Conditions are afoot, for a perfect storm. The general economy is worsening, making would-be property buyers very cautious. The financial crisis has also reportedly caused local banks to scale back on lending (and that includes housing loans). Also, a large number of homes (including non-DPS homes) are scheduled for completion next year and will flood the market simultaneously.ST Dec 20, 2008
10,450 on DPS
Cash-strapped buyers may sell low if they can't get sufficient loans
By Joyce Teo
PRICES in the the already fragile property market could be battered even more from next year if some of the 10,450 homes bought on deferred payment are dumped by cash-strapped buyers.The danger is that when final payments are due at completion stage, buyers faced with falling values may just sell at fire-sale levels, putting even more pressure on prices.
And a key reason for buyers to dump units is that in today's tight credit markets, risk-averse banks will demand that buyers put in more of their own cash before they will agree to lending the balance.
Take a flat that was bought for $1 million with a deposit of $100,000. The buyer must provide $900,000 on completion but if prices have fallen too far, the bank will not come to the party with a loan for the full amount. So the buyer either dips into his own pocket or cuts his losses and sells - likely into a falling market.
The numbers, revealed for the first time by the Urban Redevelopment Authority (URA) yesterday, are sobering.
Two-thirds of the 10,450 uncompleted homes will come on stream in the next two years - 4,560 in 2009 and 2,540 in 2010.
They were sold from 2005 to this year. That includes a period when many properties were being snapped up by eager buyers with little regard for price.
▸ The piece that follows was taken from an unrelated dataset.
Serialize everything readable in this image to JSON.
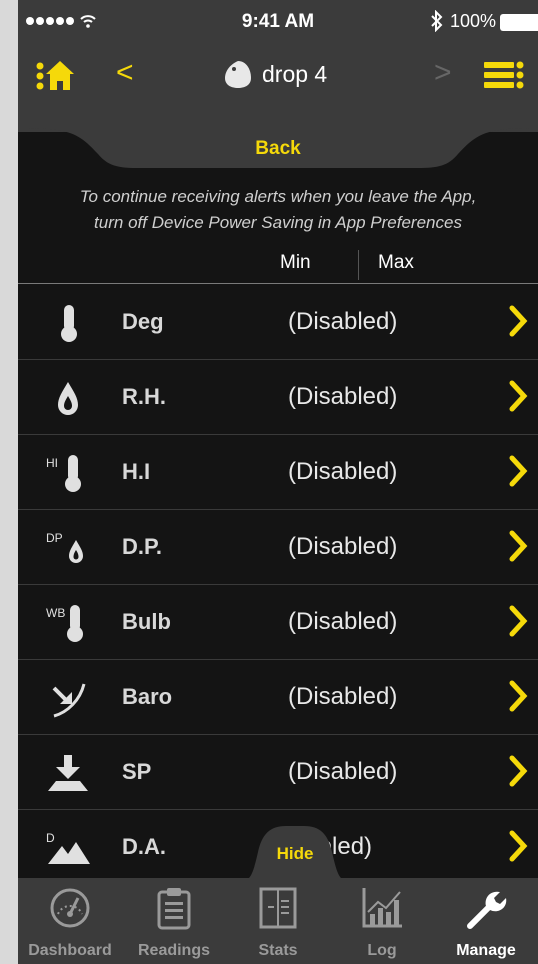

Deferred payment was introduced during the Asian financial crisis to boost the market, but scrapped late last year. It was blamed for encouraging speculation, as buyers could secure a property for little cash down and then flip it for a profit before a brick had been laid.
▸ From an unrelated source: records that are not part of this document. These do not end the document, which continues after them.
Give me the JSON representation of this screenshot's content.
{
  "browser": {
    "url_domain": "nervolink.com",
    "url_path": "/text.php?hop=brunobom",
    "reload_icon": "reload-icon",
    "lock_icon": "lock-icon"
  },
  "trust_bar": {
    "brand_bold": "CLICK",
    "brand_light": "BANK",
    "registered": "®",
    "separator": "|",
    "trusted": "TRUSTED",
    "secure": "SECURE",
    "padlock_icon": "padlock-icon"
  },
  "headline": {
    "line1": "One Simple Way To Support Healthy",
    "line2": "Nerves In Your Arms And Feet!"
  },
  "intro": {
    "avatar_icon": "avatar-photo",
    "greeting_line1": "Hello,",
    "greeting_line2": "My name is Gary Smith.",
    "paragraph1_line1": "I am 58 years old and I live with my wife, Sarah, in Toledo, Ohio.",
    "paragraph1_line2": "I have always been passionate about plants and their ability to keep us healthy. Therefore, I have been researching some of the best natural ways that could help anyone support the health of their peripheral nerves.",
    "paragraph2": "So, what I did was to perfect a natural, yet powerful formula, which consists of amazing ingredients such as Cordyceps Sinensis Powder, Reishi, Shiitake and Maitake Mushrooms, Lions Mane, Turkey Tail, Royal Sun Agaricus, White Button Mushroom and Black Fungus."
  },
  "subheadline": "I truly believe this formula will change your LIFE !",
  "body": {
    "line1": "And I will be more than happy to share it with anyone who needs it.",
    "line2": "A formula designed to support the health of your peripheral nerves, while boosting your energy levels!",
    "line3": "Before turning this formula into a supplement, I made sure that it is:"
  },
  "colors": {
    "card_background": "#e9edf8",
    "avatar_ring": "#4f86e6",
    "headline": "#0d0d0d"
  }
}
Down payments are 10 to 20 per cent with the rest deferred until completion a few years down the track.
To make things worse, the URA said that the 10,450 new homes include sub-sale units. They were likely bought at even higher prices from speculators, who had already flipped the units for a profit.
The figures also show that the homes are spread far and wide - about 4,000 each in the core central and city-fringe areas and the rest in the suburbs.
..... Responding to the news, the Real Estate Developers' Association of Singapore said the figures released by the URA underscored the popularity of the scheme.
It maintained that the scheme was beneficial to the market and reminded buyers that although they can sell their units to other buyers on the market, they cannot easily repudiate sales contracts and return the homes they bought to developers.
Don't forget the Foreign Factor too. In recent years, rental rates in Singapore have been propped up by the large number of foreigners working and living here. In fact approximately one out of five residents in Singapore is not a citizen. If the unemployment rates go up, many of these foreigners will give up their rented homes and return to their home countries.
And if you look at the stock market's performance in the past 1.5 years, you know that many Singaporeans must have lost a lot of their wealth there.
There we have it - bad economy; unwilling banks; oversupply of new homes; a shrinking tenant population; big-time losses in the stock market ... and the DPS issue.
I can't see how this can work out well. (Unless you're planning to buy a property, of course).